Regulatory Interpretation Uncertainty: Domestic regulations on financial AI governance are still evolving. The AI utilization provisions of the Electronic Financial Supervision Regulations and the Korea Financial Security Institute’s AI security guidelines often do not specify detailed technical requirements, so actual compliance requires prior consultation with legal teams and regulatory authorities. There is no guarantee that the audit logs and policy engine provided by Praxis satisfy specific regulatory requirements; this requires separate review for each institution.

SOC 2 Type II Certification: The Praxis SOC 2 Type II certification roadmap is scheduled for Q2 2027 or later. Financial institutions currently requiring SOC 2 Type II certification must take this timeline into account.

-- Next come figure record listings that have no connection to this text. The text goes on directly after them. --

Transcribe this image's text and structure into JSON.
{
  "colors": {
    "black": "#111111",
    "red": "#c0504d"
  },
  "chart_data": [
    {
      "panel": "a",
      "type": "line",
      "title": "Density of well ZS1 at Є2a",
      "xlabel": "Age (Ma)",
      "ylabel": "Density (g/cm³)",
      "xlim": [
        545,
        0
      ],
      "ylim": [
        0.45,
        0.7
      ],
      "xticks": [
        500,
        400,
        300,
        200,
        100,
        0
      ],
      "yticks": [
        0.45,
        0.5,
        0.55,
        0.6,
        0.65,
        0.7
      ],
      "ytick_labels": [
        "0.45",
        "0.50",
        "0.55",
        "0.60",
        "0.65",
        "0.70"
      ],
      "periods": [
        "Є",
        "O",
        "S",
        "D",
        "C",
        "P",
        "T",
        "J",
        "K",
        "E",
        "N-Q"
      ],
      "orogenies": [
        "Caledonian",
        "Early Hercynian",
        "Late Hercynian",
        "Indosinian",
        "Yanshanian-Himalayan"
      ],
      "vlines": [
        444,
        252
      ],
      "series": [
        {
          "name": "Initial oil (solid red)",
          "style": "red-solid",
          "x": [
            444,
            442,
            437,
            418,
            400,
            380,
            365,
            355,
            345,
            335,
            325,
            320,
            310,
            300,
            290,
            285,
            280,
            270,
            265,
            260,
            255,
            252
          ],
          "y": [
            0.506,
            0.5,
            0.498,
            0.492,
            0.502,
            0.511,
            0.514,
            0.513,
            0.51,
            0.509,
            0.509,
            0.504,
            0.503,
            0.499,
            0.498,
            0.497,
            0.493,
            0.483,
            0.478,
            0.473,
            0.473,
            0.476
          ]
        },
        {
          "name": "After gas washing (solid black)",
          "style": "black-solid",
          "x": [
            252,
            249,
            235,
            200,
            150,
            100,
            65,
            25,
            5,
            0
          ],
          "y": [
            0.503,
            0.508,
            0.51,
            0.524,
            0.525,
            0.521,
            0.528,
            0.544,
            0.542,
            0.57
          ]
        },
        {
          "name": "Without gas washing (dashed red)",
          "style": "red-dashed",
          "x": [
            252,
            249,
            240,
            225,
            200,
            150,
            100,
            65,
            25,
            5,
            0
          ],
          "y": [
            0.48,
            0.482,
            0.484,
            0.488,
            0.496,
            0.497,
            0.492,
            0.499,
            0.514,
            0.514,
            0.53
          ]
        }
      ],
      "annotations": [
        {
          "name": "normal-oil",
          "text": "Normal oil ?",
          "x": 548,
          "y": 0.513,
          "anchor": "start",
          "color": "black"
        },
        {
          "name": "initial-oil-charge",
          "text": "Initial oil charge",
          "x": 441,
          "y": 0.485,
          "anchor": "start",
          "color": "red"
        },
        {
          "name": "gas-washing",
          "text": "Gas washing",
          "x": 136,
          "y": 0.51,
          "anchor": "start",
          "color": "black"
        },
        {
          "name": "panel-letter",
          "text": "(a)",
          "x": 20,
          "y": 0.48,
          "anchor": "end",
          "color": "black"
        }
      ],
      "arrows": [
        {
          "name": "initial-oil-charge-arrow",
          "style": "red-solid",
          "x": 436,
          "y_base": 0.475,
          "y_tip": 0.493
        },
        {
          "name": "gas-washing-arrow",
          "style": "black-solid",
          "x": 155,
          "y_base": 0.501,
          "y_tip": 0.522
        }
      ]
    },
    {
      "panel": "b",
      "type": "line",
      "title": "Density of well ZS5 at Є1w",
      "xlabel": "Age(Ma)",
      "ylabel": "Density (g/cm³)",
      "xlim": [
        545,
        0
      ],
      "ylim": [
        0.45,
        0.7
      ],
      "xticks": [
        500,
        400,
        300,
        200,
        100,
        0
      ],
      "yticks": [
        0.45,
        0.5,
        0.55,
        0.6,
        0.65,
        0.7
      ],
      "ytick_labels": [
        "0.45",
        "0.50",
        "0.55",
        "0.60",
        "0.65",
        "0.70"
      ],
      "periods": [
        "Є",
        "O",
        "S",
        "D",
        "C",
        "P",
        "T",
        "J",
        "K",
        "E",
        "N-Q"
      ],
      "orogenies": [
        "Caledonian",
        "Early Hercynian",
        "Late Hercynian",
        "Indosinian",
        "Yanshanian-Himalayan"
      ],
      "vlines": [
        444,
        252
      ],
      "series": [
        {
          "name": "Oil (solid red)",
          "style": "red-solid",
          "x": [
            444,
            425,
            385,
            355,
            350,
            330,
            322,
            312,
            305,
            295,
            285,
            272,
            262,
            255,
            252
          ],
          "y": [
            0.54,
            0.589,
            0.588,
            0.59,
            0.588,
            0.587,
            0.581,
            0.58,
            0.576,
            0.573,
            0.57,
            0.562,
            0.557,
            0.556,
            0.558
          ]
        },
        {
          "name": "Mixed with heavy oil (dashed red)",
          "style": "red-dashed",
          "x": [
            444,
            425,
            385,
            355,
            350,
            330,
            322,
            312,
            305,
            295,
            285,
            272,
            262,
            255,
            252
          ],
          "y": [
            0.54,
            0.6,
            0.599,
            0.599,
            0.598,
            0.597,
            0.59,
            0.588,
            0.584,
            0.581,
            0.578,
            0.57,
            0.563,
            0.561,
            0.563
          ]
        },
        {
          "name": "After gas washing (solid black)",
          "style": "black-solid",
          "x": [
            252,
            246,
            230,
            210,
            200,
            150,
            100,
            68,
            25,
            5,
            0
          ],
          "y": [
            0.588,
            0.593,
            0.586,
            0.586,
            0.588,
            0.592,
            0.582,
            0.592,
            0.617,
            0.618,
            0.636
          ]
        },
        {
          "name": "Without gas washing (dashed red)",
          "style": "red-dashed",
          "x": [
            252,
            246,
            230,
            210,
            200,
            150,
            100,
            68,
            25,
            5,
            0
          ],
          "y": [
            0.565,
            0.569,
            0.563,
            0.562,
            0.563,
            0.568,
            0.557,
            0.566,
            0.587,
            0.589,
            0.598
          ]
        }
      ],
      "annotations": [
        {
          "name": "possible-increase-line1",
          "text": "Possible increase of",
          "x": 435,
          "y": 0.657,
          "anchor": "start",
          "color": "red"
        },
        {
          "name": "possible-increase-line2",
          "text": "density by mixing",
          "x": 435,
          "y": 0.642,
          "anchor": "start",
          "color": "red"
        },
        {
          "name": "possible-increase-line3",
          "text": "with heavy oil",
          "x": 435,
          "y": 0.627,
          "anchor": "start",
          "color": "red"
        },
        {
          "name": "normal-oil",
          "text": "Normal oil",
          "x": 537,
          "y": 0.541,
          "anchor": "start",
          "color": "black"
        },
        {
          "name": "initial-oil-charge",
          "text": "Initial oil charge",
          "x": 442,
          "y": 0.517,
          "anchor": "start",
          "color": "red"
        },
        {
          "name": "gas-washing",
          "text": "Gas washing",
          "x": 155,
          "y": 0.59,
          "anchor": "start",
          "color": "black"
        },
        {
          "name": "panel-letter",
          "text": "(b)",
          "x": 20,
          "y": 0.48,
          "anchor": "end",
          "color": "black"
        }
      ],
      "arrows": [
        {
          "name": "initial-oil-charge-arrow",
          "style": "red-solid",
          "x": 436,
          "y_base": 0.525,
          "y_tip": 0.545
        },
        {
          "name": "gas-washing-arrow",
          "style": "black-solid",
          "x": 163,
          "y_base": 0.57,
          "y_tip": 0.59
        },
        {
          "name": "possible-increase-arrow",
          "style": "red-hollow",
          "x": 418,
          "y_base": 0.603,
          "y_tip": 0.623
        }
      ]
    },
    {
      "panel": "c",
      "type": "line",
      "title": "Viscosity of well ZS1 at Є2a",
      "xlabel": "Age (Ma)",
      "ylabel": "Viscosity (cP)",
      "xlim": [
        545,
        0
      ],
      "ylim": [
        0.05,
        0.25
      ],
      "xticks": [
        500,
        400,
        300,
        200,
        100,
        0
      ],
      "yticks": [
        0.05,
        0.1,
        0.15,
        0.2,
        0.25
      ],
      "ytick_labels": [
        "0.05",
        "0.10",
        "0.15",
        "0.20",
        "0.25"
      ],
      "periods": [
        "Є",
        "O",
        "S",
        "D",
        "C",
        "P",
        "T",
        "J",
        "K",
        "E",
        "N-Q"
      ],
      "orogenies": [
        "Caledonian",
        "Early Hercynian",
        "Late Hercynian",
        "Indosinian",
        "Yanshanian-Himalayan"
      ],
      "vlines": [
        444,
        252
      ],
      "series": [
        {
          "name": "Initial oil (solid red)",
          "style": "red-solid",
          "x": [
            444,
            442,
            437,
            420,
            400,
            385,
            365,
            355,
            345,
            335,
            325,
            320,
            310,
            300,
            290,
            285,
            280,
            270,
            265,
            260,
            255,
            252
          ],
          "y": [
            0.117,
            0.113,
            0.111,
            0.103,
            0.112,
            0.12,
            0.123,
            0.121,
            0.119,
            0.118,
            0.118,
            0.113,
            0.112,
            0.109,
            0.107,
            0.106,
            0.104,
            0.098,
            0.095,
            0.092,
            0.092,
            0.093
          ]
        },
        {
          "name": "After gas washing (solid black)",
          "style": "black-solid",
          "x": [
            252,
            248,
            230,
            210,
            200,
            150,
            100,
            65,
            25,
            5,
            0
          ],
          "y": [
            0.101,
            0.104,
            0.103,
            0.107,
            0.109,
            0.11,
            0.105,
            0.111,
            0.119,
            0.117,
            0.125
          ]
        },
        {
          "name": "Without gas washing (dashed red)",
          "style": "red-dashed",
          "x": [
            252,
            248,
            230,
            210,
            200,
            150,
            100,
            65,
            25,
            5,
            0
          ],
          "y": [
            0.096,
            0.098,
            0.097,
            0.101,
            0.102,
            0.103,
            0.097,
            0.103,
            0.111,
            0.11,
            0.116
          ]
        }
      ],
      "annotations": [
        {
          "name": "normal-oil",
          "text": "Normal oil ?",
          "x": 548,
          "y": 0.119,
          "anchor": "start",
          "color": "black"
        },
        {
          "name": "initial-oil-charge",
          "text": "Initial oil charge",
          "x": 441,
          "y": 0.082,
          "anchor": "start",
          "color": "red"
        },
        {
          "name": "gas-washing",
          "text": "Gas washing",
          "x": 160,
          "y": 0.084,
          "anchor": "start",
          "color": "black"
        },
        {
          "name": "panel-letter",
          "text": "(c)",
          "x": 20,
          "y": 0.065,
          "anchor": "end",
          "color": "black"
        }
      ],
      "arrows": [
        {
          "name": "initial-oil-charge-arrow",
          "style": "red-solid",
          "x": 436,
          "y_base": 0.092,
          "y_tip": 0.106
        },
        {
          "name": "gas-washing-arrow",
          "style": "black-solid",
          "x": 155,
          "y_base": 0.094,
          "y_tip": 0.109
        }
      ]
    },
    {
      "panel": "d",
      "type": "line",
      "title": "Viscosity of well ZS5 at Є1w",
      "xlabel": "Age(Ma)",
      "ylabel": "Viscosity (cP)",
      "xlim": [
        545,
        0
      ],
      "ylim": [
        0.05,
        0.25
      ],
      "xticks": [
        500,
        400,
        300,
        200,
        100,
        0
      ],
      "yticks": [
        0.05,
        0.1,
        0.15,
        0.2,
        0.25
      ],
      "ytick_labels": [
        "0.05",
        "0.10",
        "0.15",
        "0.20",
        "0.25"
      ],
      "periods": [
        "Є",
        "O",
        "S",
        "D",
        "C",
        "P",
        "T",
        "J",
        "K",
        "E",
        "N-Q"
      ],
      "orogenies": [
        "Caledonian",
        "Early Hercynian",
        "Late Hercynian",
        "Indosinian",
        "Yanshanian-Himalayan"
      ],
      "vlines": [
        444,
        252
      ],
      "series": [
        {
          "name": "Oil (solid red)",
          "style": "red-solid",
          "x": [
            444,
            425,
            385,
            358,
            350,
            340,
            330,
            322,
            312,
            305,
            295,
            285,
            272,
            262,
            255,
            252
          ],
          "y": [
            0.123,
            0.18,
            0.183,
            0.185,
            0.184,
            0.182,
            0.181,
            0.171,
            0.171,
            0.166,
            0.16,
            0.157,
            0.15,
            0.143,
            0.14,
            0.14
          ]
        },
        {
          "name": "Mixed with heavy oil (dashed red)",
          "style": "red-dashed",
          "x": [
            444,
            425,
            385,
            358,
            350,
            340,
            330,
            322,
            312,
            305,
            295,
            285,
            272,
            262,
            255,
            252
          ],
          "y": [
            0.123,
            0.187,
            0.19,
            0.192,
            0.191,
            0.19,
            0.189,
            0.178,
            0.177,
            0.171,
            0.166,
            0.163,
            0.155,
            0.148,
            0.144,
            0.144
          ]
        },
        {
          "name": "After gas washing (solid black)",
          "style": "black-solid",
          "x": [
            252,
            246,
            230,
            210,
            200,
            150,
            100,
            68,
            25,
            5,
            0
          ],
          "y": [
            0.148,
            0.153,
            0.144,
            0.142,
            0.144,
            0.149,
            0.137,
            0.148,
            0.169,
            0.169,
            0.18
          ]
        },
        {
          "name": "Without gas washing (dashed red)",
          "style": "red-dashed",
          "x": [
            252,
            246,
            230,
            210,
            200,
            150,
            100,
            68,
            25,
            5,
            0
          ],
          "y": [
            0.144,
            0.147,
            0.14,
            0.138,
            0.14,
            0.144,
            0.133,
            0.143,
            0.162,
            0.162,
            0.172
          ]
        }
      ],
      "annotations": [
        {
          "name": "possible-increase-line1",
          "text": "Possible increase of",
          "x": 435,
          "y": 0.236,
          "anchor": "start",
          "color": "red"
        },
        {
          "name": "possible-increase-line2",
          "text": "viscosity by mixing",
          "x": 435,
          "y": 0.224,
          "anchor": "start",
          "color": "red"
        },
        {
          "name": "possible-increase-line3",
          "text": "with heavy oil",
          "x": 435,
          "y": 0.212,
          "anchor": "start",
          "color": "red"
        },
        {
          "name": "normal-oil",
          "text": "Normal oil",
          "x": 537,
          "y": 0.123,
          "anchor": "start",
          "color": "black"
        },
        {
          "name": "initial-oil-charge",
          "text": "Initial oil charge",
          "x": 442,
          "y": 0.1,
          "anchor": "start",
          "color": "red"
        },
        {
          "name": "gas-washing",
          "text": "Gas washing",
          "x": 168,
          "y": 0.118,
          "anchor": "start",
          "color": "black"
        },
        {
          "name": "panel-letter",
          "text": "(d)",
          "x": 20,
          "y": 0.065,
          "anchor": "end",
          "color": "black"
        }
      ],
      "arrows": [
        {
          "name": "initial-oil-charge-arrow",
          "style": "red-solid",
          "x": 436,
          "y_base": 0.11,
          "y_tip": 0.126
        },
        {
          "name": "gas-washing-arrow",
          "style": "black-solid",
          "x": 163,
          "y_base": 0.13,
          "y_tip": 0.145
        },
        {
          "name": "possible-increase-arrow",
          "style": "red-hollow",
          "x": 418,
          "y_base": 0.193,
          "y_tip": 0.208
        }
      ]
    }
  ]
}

Complexity of Policy Design: The autonomy x risk matrix is a powerful tool, but correctly designing it to fit an organization’s business processes requires considerable domain knowledge and time. If initial policy design is flawed, problems will arise where the agent blocks too many operations (excessive restriction) or has too much autonomy (excessive permissiveness). Phased deployment and data-driven policy adjustment are essential.

Unpredictability of Agent Behavior: The policy engine provides control at the tool-call level but does not fully control the LLM’s reasoning process itself. Even when an agent uses only policy-permitted tools, it may execute them in unexpected sequences or combinations. Particularly for operations like credit assessment where judgment accuracy is critical, AI agents must be clearly defined as supporting the decision-making of responsible officers – not holding final decision authority.

Technical Burden of On-Premises Operations: Operating an on-premises Kubernetes environment requires significantly more infrastructure operational capability than cloud SaaS. Specialized personnel are needed throughout the entire operational cycle – ArgoCD GitOps, Keycloak management, model update deployment, and more. This aspect should be reviewed together with an operational support contract with ThakiCloud or an internal capability development plan.


Adopting AI agents in the financial sector is not a technology problem – it is a governance problem. The core questions are: where is data stored, to what extent can an agent act autonomously, and are all of those actions recorded in a verifiable manner? The policy engine and hash-chain audit logs provide technical answers to these three questions, but it is equally important to remember that this is not the entirety of regulatory compliance.